A veces escucho determinadas cosas que dicen algunos adultos y me da la sensación de que nacieron ya con la edad que tienen actualmente. Es como si todos hubieran sido aplicados desde parvulario hasta el final de los estudios que hayan cursado. Es como si a ninguno les hubiera gustado salir, ni hubieran hecho nunca tonterías, ni -por supuesto- las continúan haciendo.

Quizás la rara soy yo. Quizás era solo yo la que, una vez que llegué al Instituto, las clases me las pasaba por el Arco del Triunfo. Quizás era solo yo la que no pensaba en el futuro porque no sabía ni qué era. Quizás yo era la única irresponsable, a la que solo le interesaba la música, el inglés, la literatura y la historia.

A la que solo le fascinaba el teatro, el mundo y los amores. A la única a la que todo le parecía que no iba con ella, que nada tenía consecuencias. Nos sorprende la actitud de los adolescentes, como si nosotros hubiésemos sido conscientes del paso del tiempo siempre.

Parece que algunos adultos han perdido la memoria de quiénes fueron. Lo encuentro muy triste, porque me da la sensación de que no saben quiénes son. Todos cambiamos, evolucionamos, en eso consiste la vida. Pero si olvidamos quiénes éramos, qué nos apasionaba, qué nos movía las tripas… ¿No hemos dejado entonces de ser quiénes somos?
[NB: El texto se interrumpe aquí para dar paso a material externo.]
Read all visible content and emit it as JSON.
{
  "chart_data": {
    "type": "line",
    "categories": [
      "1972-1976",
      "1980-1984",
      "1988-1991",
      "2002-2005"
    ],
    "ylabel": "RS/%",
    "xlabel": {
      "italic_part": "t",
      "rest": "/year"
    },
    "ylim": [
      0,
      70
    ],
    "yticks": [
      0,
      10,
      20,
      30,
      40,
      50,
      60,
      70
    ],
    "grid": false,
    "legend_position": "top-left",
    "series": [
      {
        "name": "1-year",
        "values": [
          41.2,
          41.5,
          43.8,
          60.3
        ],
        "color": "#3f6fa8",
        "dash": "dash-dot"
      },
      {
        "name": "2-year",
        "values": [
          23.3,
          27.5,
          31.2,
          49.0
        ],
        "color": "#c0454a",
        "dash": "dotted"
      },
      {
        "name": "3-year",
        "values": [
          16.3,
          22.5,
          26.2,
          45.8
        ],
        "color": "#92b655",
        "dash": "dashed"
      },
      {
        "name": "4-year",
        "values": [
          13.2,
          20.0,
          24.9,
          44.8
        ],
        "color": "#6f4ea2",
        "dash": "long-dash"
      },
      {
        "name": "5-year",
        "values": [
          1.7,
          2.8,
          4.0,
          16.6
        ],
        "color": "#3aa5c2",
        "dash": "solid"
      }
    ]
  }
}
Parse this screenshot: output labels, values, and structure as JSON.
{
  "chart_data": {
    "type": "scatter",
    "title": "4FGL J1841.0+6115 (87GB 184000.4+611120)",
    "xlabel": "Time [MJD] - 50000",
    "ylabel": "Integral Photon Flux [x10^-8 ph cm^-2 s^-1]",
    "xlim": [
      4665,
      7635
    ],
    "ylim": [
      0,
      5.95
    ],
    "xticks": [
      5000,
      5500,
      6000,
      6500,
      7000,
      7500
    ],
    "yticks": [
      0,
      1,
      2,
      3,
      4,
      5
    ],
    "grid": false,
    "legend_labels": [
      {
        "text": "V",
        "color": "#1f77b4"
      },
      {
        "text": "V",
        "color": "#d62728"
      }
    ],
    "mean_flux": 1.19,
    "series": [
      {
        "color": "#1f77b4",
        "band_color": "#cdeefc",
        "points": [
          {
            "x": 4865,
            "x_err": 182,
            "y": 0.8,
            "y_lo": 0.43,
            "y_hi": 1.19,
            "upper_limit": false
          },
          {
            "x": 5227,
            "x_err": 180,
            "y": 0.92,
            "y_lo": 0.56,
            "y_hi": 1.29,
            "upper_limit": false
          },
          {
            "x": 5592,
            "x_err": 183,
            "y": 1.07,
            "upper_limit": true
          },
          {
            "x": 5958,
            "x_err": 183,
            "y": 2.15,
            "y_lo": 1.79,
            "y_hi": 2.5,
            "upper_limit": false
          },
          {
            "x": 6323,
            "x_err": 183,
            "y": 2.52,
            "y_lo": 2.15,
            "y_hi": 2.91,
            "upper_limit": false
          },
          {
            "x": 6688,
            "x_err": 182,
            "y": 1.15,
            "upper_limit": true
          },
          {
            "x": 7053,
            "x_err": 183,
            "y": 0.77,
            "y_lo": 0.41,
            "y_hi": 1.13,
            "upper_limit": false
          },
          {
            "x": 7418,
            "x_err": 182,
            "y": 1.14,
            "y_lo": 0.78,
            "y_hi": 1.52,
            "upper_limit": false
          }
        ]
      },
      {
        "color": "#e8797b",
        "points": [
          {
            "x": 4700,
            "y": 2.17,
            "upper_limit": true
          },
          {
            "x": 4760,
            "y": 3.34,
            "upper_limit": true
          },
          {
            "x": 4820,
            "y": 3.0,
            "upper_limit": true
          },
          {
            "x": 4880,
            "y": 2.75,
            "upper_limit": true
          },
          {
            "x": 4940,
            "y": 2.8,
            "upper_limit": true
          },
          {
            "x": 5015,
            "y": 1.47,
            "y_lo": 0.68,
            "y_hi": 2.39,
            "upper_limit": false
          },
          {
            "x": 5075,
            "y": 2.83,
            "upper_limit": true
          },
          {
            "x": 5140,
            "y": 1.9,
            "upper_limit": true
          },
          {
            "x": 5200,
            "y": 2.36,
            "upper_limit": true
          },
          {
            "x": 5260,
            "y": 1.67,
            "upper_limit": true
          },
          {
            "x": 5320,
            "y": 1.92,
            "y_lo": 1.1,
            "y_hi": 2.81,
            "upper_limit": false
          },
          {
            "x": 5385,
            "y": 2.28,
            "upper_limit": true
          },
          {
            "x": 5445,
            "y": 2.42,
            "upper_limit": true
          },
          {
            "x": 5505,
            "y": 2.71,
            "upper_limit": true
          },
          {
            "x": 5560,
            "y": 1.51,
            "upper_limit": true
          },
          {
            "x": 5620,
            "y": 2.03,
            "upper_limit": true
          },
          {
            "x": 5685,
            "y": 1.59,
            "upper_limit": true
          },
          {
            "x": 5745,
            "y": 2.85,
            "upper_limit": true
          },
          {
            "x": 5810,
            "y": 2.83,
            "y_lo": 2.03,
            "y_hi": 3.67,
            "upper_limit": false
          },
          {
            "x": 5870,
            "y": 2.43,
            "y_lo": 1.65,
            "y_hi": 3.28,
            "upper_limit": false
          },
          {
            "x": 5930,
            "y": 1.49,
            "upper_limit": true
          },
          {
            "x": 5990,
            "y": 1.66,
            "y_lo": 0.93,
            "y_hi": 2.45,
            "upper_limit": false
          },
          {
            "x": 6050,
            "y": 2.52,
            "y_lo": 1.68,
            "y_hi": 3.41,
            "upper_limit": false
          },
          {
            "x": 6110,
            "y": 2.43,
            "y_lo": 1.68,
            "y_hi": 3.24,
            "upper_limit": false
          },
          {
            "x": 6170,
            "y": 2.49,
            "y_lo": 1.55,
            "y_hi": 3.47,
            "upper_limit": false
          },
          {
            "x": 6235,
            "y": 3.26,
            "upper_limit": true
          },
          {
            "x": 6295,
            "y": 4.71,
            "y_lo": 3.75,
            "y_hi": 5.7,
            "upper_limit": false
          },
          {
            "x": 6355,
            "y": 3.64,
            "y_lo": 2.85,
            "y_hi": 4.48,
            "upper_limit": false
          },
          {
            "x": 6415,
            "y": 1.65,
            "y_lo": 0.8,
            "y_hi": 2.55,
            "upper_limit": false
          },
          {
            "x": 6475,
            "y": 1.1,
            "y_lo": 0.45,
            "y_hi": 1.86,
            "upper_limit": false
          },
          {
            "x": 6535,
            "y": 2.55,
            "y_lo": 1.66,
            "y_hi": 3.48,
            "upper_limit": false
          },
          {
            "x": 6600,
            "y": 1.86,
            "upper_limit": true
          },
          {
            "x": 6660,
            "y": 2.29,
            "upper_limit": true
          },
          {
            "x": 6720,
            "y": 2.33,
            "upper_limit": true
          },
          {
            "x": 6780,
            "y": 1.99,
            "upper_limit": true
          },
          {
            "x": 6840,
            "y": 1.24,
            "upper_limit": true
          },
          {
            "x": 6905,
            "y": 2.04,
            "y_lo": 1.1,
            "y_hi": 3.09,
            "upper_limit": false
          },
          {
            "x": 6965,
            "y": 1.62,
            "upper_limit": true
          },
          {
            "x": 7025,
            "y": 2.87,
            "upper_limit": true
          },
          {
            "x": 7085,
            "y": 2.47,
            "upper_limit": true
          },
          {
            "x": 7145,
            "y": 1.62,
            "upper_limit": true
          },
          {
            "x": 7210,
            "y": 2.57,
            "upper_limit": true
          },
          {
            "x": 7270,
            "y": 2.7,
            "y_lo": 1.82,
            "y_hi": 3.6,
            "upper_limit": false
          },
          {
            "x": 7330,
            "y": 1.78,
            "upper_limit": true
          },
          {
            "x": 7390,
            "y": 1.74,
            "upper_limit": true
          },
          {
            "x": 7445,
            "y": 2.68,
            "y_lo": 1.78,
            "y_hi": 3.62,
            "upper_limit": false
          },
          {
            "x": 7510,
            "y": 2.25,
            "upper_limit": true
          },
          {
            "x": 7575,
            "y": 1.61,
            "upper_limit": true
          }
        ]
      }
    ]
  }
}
Estamos de acuerdo en que nunca jamás de los jamases volveré, por ejemplo, a ponerme la mayoría de los modelitos de antaño; cosas que antes me encantaban ahora no lo hacen o me dejan indiferente, pero no por ello las olvido. Formaron parte de mí un día, un tiempo, una etapa y me han hecho ser en cierta manera quién soy hoy. Como el primer amor. Ya ni de coña, pero no lo olvidas. Pues eso.

Ahora, con Internet y las redes sociales doy gracias de haber pasado mi adolescencia en el más absoluto analfabetismo tecnológico. Si no, ahora sería lerda. Pero lerda del todo. O por lo menos bastante más de lo que lo soy hoy.

Para empezar no hubiera leído lo que he leído… Me hubiera perdido mil y una historias -que no stories– de las de verdad. No me hubiera aburrido soberanamente, por lo tanto mi cabecita no hubiera sido loca, sino una cabecita sumergida, ojiplática, en una pantalla.

– «¡Qué exagerada, anda ya!», dirán algunos. Me estoy quedando corta.

Ojo, que no digo que no aporte oportunidades inimaginables o que sea perjudicial, pero sin límites lo es, y mucho.

Sin control, a la larga, corres el riesgo de quedarte en la subnormalidad profunda. Hace poco más de una semana me decargué Snapchat: me llevé dos días haciendo la gilipollas delante de la pantallita probando filtros, grabando videos y haciendo el chorra sin parar.

Yo, que sí, que me encanta hacer el tonto, pero que ya me llaman señora, y a mucha honra.

Cómo siquiera pretendemos que unos chavales en plena efervescencia prefieran leerse un capítulo de El Quijote (no digo ya el libro entero), que estar poniendo ojitos con pestañas kilométricas o partiéndose el culo con el último filtro de la App. No se puede competir con eso. No como se intenta hacer. La educación en casa para esto es primordial. Siempre lo ha sido, pero ahora es indispensable.

¿Qué hubiera sido de mí y de muchos de nosotros?

Yo me visualizo… Y ya os digo… Lerda, lerda sin solución.